ASIC releases Market Integrity Update for June 2021.  ASIC has published its Market Integrity Update for June 2021, which includes items on ASIC’s expectations for activist short selling campaigns, ceasing LIBOR in new contracts before the end of 2021 and enforcement work.  ASIC reminds entities of the new Information Sheet 255 Activist short selling campaigns in Australia (which we reported on in further detail in an earlier edition of Boardroom Brief) and in particular, reminds of ASIC’s preference for entities to adopt the better practices outlined in that Information Sheet and the obligation of market participants to report suspicious short selling activity under the market integrity rules.  See ASIC’s update.

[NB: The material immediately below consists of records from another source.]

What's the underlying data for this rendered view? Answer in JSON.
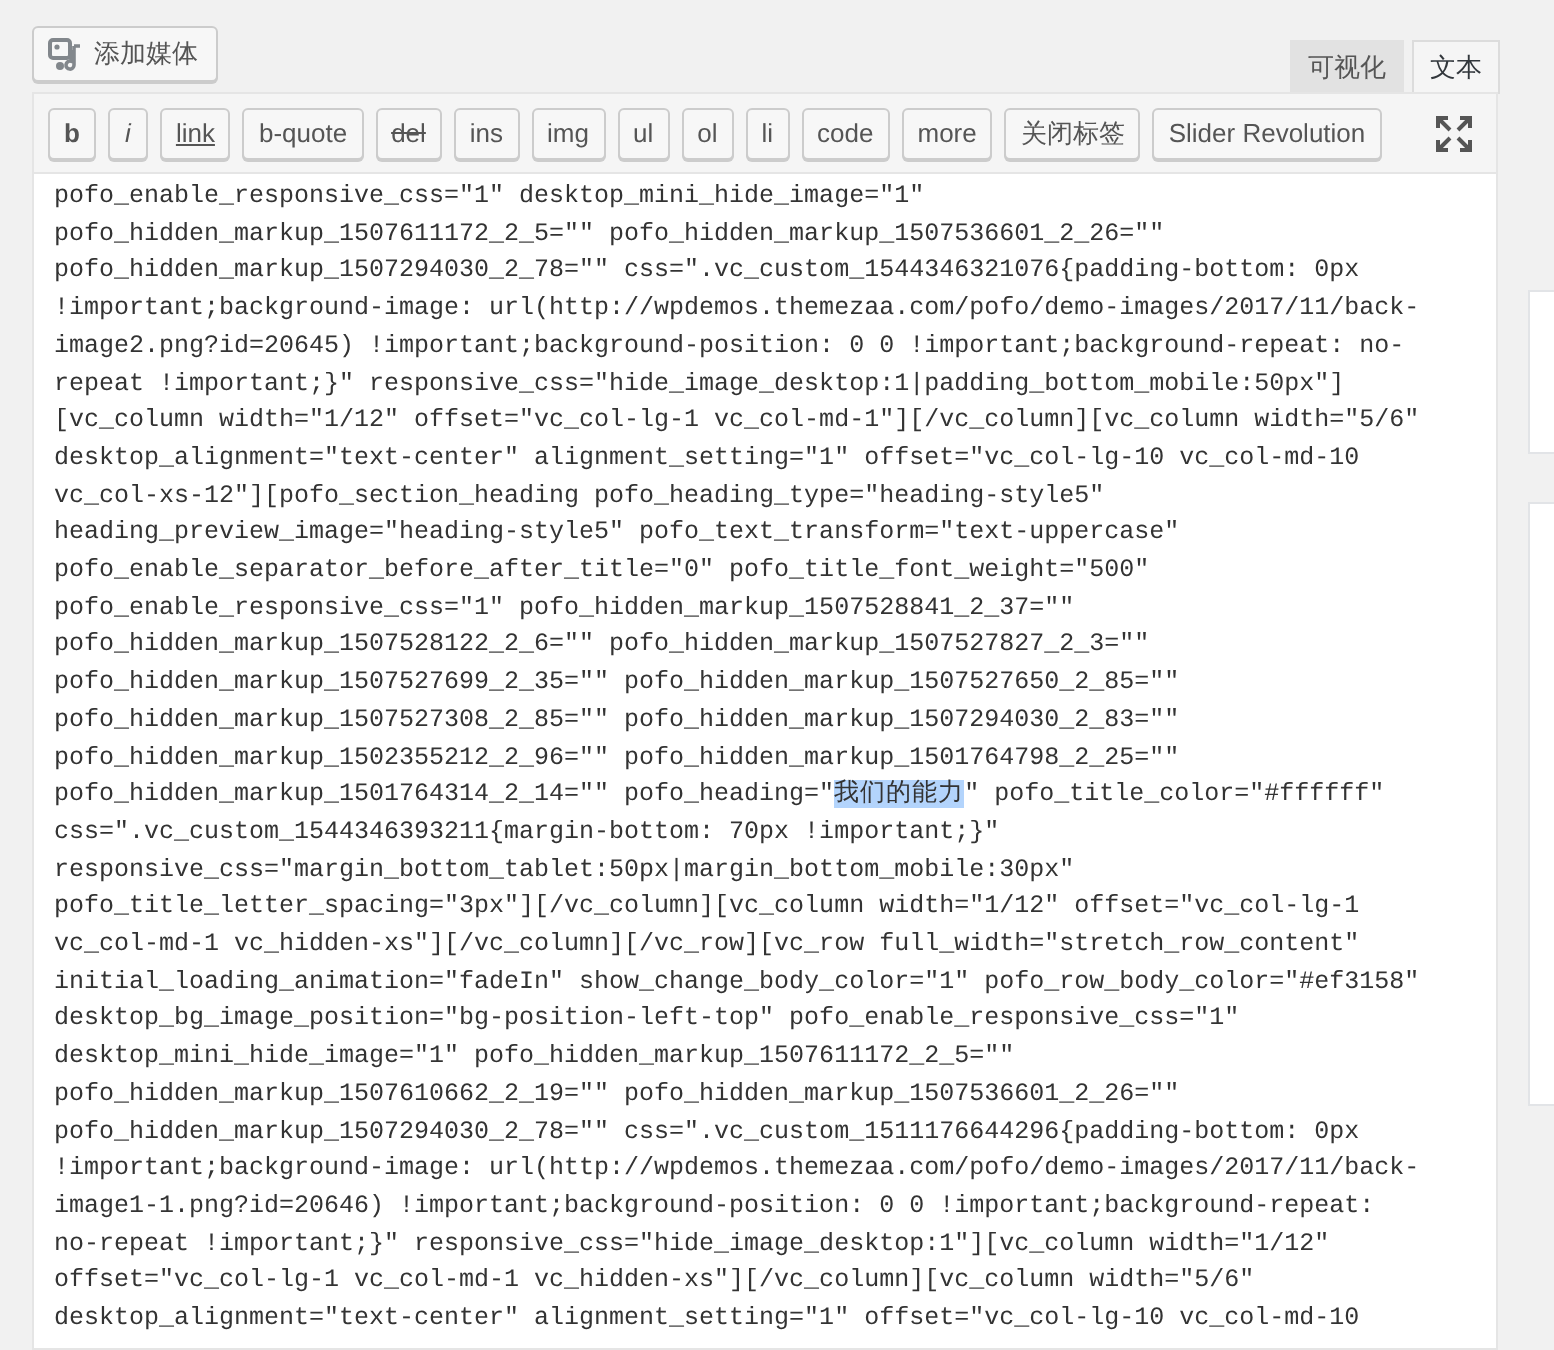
{
  "media_button": {
    "label": "添加媒体"
  },
  "editor_tabs": [
    {
      "label": "可视化",
      "selected": false
    },
    {
      "label": "文本",
      "selected": true
    }
  ],
  "quicktags": [
    {
      "label": "b",
      "kind": "bold"
    },
    {
      "label": "i",
      "kind": "italic"
    },
    {
      "label": "link",
      "kind": "underline"
    },
    {
      "label": "b-quote",
      "kind": "plain"
    },
    {
      "label": "del",
      "kind": "strike"
    },
    {
      "label": "ins",
      "kind": "plain"
    },
    {
      "label": "img",
      "kind": "plain"
    },
    {
      "label": "ul",
      "kind": "plain"
    },
    {
      "label": "ol",
      "kind": "plain"
    },
    {
      "label": "li",
      "kind": "plain"
    },
    {
      "label": "code",
      "kind": "plain"
    },
    {
      "label": "more",
      "kind": "plain"
    },
    {
      "label": "关闭标签",
      "kind": "plain"
    },
    {
      "label": "Slider Revolution",
      "kind": "plain"
    }
  ],
  "content_lines": [
    "pofo_enable_responsive_css=\"1\" desktop_mini_hide_image=\"1\"",
    "pofo_hidden_markup_1507611172_2_5=\"\" pofo_hidden_markup_1507536601_2_26=\"\"",
    "pofo_hidden_markup_1507294030_2_78=\"\" css=\".vc_custom_1544346321076{padding-bottom: 0px",
    "!important;background-image: url(http://wpdemos.themezaa.com/pofo/demo-images/2017/11/back-",
    "image2.png?id=20645) !important;background-position: 0 0 !important;background-repeat: no-",
    "repeat !important;}\" responsive_css=\"hide_image_desktop:1|padding_bottom_mobile:50px\"]",
    "[vc_column width=\"1/12\" offset=\"vc_col-lg-1 vc_col-md-1\"][/vc_column][vc_column width=\"5/6\"",
    "desktop_alignment=\"text-center\" alignment_setting=\"1\" offset=\"vc_col-lg-10 vc_col-md-10",
    "vc_col-xs-12\"][pofo_section_heading pofo_heading_type=\"heading-style5\"",
    "heading_preview_image=\"heading-style5\" pofo_text_transform=\"text-uppercase\"",
    "pofo_enable_separator_before_after_title=\"0\" pofo_title_font_weight=\"500\"",
    "pofo_enable_responsive_css=\"1\" pofo_hidden_markup_1507528841_2_37=\"\"",
    "pofo_hidden_markup_1507528122_2_6=\"\" pofo_hidden_markup_1507527827_2_3=\"\"",
    "pofo_hidden_markup_1507527699_2_35=\"\" pofo_hidden_markup_1507527650_2_85=\"\"",
    "pofo_hidden_markup_1507527308_2_85=\"\" pofo_hidden_markup_1507294030_2_83=\"\"",
    "pofo_hidden_markup_1502355212_2_96=\"\" pofo_hidden_markup_1501764798_2_25=\"\"",
    {
      "parts": [
        {
          "text": "pofo_hidden_markup_1501764314_2_14=\"\" pofo_heading=\"",
          "highlighted": false
        },
        {
          "text": "我们的能力",
          "highlighted": true
        },
        {
          "text": "\" pofo_title_color=\"#ffffff\"",
          "highlighted": false
        }
      ]
    },
    "css=\".vc_custom_1544346393211{margin-bottom: 70px !important;}\"",
    "responsive_css=\"margin_bottom_tablet:50px|margin_bottom_mobile:30px\"",
    "pofo_title_letter_spacing=\"3px\"][/vc_column][vc_column width=\"1/12\" offset=\"vc_col-lg-1",
    "vc_col-md-1 vc_hidden-xs\"][/vc_column][/vc_row][vc_row full_width=\"stretch_row_content\"",
    "initial_loading_animation=\"fadeIn\" show_change_body_color=\"1\" pofo_row_body_color=\"#ef3158\"",
    "desktop_bg_image_position=\"bg-position-left-top\" pofo_enable_responsive_css=\"1\"",
    "desktop_mini_hide_image=\"1\" pofo_hidden_markup_1507611172_2_5=\"\"",
    "pofo_hidden_markup_1507610662_2_19=\"\" pofo_hidden_markup_1507536601_2_26=\"\"",
    "pofo_hidden_markup_1507294030_2_78=\"\" css=\".vc_custom_1511176644296{padding-bottom: 0px",
    "!important;background-image: url(http://wpdemos.themezaa.com/pofo/demo-images/2017/11/back-",
    "image1-1.png?id=20646) !important;background-position: 0 0 !important;background-repeat:",
    "no-repeat !important;}\" responsive_css=\"hide_image_desktop:1\"][vc_column width=\"1/12\"",
    "offset=\"vc_col-lg-1 vc_col-md-1 vc_hidden-xs\"][/vc_column][vc_column width=\"5/6\"",
    "desktop_alignment=\"text-center\" alignment_setting=\"1\" offset=\"vc_col-lg-10 vc_col-md-10"
  ]
}
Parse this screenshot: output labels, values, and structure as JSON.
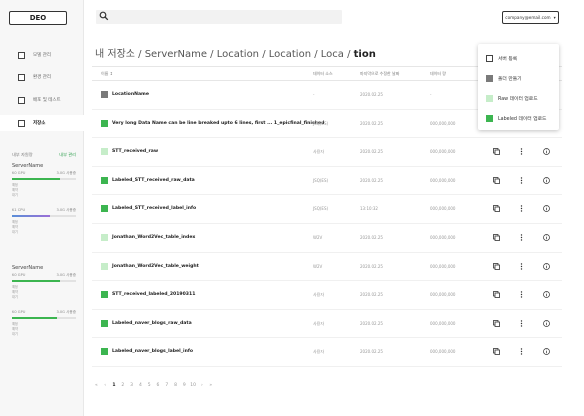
{
  "logo": "DEO",
  "sidebar": {
    "nav": [
      {
        "label": "모델 관리"
      },
      {
        "label": "환경 관리"
      },
      {
        "label": "배포 및 테스트"
      },
      {
        "label": "저장소"
      }
    ],
    "sys_title": "내부 자원량",
    "sys_link": "내부 관리",
    "servers": [
      {
        "name": "ServerName",
        "groups": [
          {
            "label": "K0 GPU",
            "value": "3.0G 사용중",
            "fill": 0.75,
            "details": [
              "예정",
              "예약",
              "대기"
            ]
          },
          {
            "label": "K1 CPU",
            "value": "3.0G 사용중",
            "fill": 0.6,
            "details": [
              "예정",
              "예약",
              "대기"
            ]
          }
        ]
      },
      {
        "name": "ServerName",
        "groups": [
          {
            "label": "K0 GPU",
            "value": "3.0G 사용중",
            "fill": 0.75,
            "details": [
              "예정",
              "예약",
              "대기"
            ]
          },
          {
            "label": "K0 GPU",
            "value": "3.0G 사용중",
            "fill": 0.7,
            "details": [
              "예정",
              "예약",
              "대기"
            ]
          }
        ]
      }
    ]
  },
  "topbar": {
    "account": "company@email.com",
    "account_caret": "▾"
  },
  "breadcrumb": {
    "path": "내 저장소 / ServerName / Location / Location / Loca / ",
    "current": "tion"
  },
  "table": {
    "headers": [
      "이름 ↕",
      "데이터 소스",
      "마지막으로 수정한 날짜",
      "데이터 량"
    ],
    "rows": [
      {
        "name": "LocationName",
        "source": "-",
        "date": "2020.02.25",
        "size": "-",
        "type": "folder",
        "actions": false
      },
      {
        "name": "Very long Data Name can be line breaked upto 6 lines, first ... 1_epicfinal_finished",
        "source": "JSQ(ES)",
        "date": "2020.02.25",
        "size": "000,000,000",
        "type": "labeled",
        "actions": false
      },
      {
        "name": "STT_received_raw",
        "source": "사용자",
        "date": "2020.02.25",
        "size": "000,000,000",
        "type": "raw",
        "actions": true
      },
      {
        "name": "Labeled_STT_received_raw_data",
        "source": "JSQ(ES)",
        "date": "2020.02.25",
        "size": "000,000,000",
        "type": "labeled",
        "actions": true
      },
      {
        "name": "Labeled_STT_received_label_info",
        "source": "JSQ(ES)",
        "date": "13:10:32",
        "size": "000,000,000",
        "type": "labeled",
        "actions": true
      },
      {
        "name": "Jonathan_Word2Vec_table_index",
        "source": "W2V",
        "date": "2020.02.25",
        "size": "000,000,000",
        "type": "raw",
        "actions": true
      },
      {
        "name": "Jonathan_Word2Vec_table_weight",
        "source": "W2V",
        "date": "2020.02.25",
        "size": "000,000,000",
        "type": "raw",
        "actions": true
      },
      {
        "name": "STT_received_labeled_20190311",
        "source": "사용자",
        "date": "2020.02.25",
        "size": "000,000,000",
        "type": "labeled",
        "actions": true
      },
      {
        "name": "Labeled_naver_blogs_raw_data",
        "source": "사용자",
        "date": "2020.02.25",
        "size": "000,000,000",
        "type": "labeled",
        "actions": true
      },
      {
        "name": "Labeled_naver_blogs_label_info",
        "source": "사용자",
        "date": "2020.02.25",
        "size": "000,000,000",
        "type": "labeled",
        "actions": true
      }
    ]
  },
  "pager": {
    "first": "«",
    "prev": "‹",
    "pages": [
      "1",
      "2",
      "3",
      "4",
      "5",
      "6",
      "7",
      "8",
      "9",
      "10"
    ],
    "current": "1",
    "next": "›",
    "last": "»"
  },
  "menu": {
    "items": [
      {
        "label": "서버 등록",
        "type": "server"
      },
      {
        "label": "폴더 만들기",
        "type": "folder"
      },
      {
        "label": "Raw 데이터 업로드",
        "type": "raw"
      },
      {
        "label": "Labeled 데이터 업로드",
        "type": "labeled"
      }
    ]
  },
  "colors": {
    "folder": "#7a7a7a",
    "labeled": "#3cb550",
    "raw": "#c6edc9",
    "bar_green": "#3cb550",
    "bar_blue": "#5a8fd8",
    "bar_purple": "#9b6fd6"
  },
  "icons": {
    "search": "search-icon",
    "copy": "copy-icon",
    "more": "more-icon",
    "info": "info-icon"
  }
}
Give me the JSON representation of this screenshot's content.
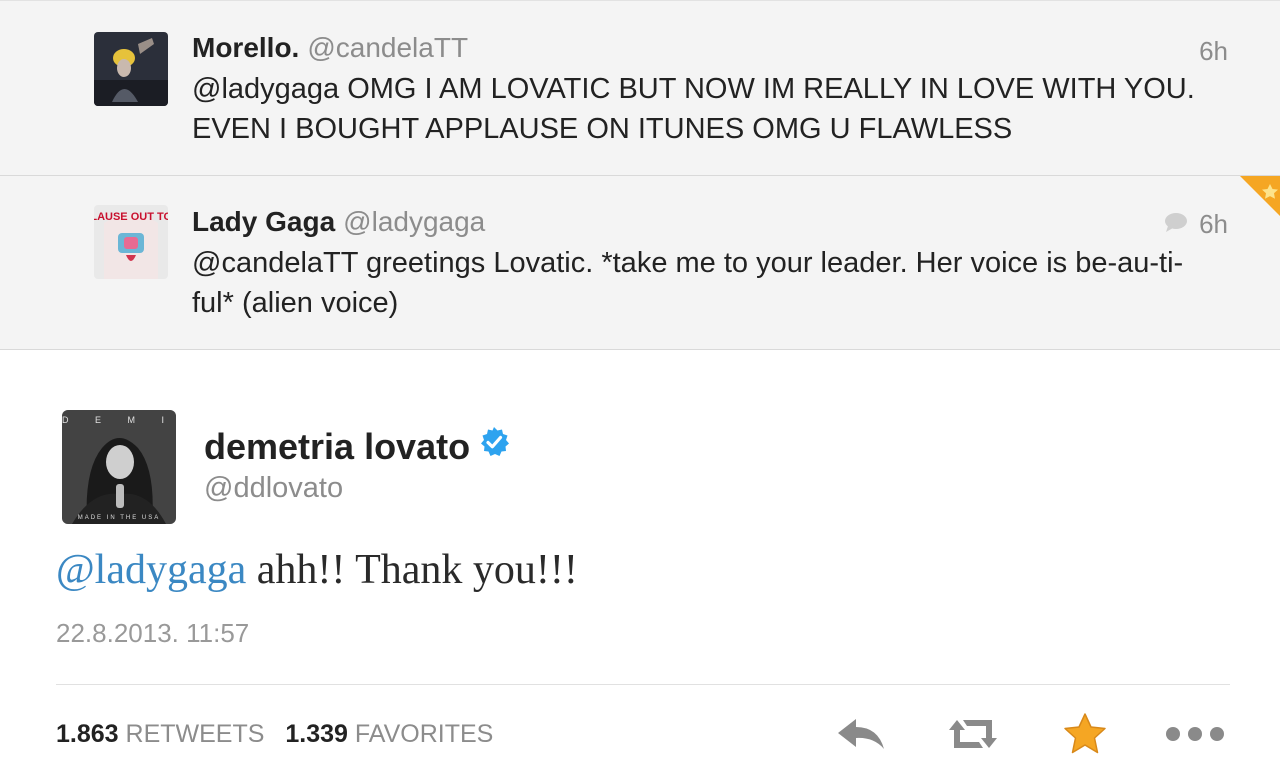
{
  "tweets": [
    {
      "name": "Morello.",
      "handle": "@candelaTT",
      "time": "6h",
      "text": "@ladygaga OMG I AM LOVATIC BUT NOW IM REALLY IN LOVE WITH YOU. EVEN I BOUGHT APPLAUSE ON ITUNES OMG U FLAWLESS"
    },
    {
      "name": "Lady Gaga",
      "handle": "@ladygaga",
      "time": "6h",
      "text": "@candelaTT greetings Lovatic. *take me to your leader. Her voice is be-au-ti-ful* (alien voice)",
      "avatar_text": "APPLAUSE OUT TODAY"
    }
  ],
  "main_tweet": {
    "name": "demetria lovato",
    "handle": "@ddlovato",
    "mention": "@ladygaga",
    "text_rest": " ahh!! Thank you!!!",
    "date": "22.8.2013. 11:57",
    "avatar_text": "D E M I",
    "avatar_bottom_text": "MADE IN THE USA",
    "retweets_count": "1.863",
    "retweets_label": "RETWEETS",
    "favorites_count": "1.339",
    "favorites_label": "FAVORITES"
  },
  "colors": {
    "mention": "#3b88c3",
    "verified": "#2ea3ef",
    "favorite_star": "#f5a623",
    "action_gray": "#888888"
  },
  "icons": [
    "reply-icon",
    "retweet-icon",
    "favorite-star-icon",
    "more-icon",
    "verified-icon",
    "conversation-icon"
  ]
}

ASIC’s review of select financial reports. In last week’s edition of Boardroom Brief, we discussed ASIC’s media release highlighting focus areas for upcoming 30 June financial reports.  ASIC has since announced the results from its review of the financial reports of certain entities with a 31 December financial year end.  This review was conducted as part of ASIC’s ongoing risk-based reviews of financial reports.  ASIC observed that while entities continue to make useful and meaningful disclosure on the impact of COVID-19 conditions on their business, some entities failed to give sufficient attention to the reporting of asset values and financial position.  ASIC also noted it will continue to make inquiries where entities appear to have made unrealistic and unsupportable assumptions about future cash flows, and emphasised the importance of such assumptions in circumstances where COVID-19 continues to create uncertainties for forecasting financial information.  Another key area of inquiry was the quality of entities’ operating and financial review, with ASIC noting that a comment to the effect that the impacts of COVID-19 on the business cannot be determined will not be acceptable.  See ASIC’s media release.  

LEGAL

Amendments to Australia’s anti-money laundering and counter-terrorism financing laws. Last week, a number of amendments to the Anti-Money Laundering and Counter-Terrorism Financing Act 2006 (Cth) (AML/CTF Act) and associated rules finally came into effect. These amendments have been propelled by the 2016 Report on the Statutory Review of the Anti-Money Laundering and Counter-Terrorism Financing Act 2006 and Associated Rules and Regulations. There are a number of key changes resulting from these amendments. Firstly, reporting entities will now be able to rely on the customer identification procedures conducted by third parties in two new circumstances. Broadly speaking, these circumstances relate to where there is a written agreement between the reporting entity and the third party who is undertaking the customer identification procedures, and separately where the reporting entity has reasonable grounds to rely on the third party’s customer identification procedures. Secondly, the AML/CTF Act now prohibits a financial institution from entering into a banking relationship with another financial institution which allows for its accounts to be used by a shell bank. Financial institutions should therefore review their due diligence processes and ensure that they are adequately checking for this scenario. Thirdly, the AML/CTF Act clarifies that a reporting entity may disclose information about a suspicious matter report to the entity’s external auditor, and also to foreign members of the entity’s corporate group if certain requirements are met.

OVER THE HORIZON

A reminder of China’s mark on iron ore pricing. Iron ore prices are exhibiting substantial volatility, buffeted by a combination of speculative trading and macro-economic factors.  Prices fell again on Friday following news of China’s attempts to manage volatility in its commodities markets, offsetting gains prompted by its recently announced stimulus plan.  Nonetheless, iron ore producers are expected to report record earnings for FY21 and pay high dividends to investors, also benefitting royalty revenue for State governments, particularly Western Australia: which in turn has prompted renewed calls for the re-writing of the 70% floor on GST payments.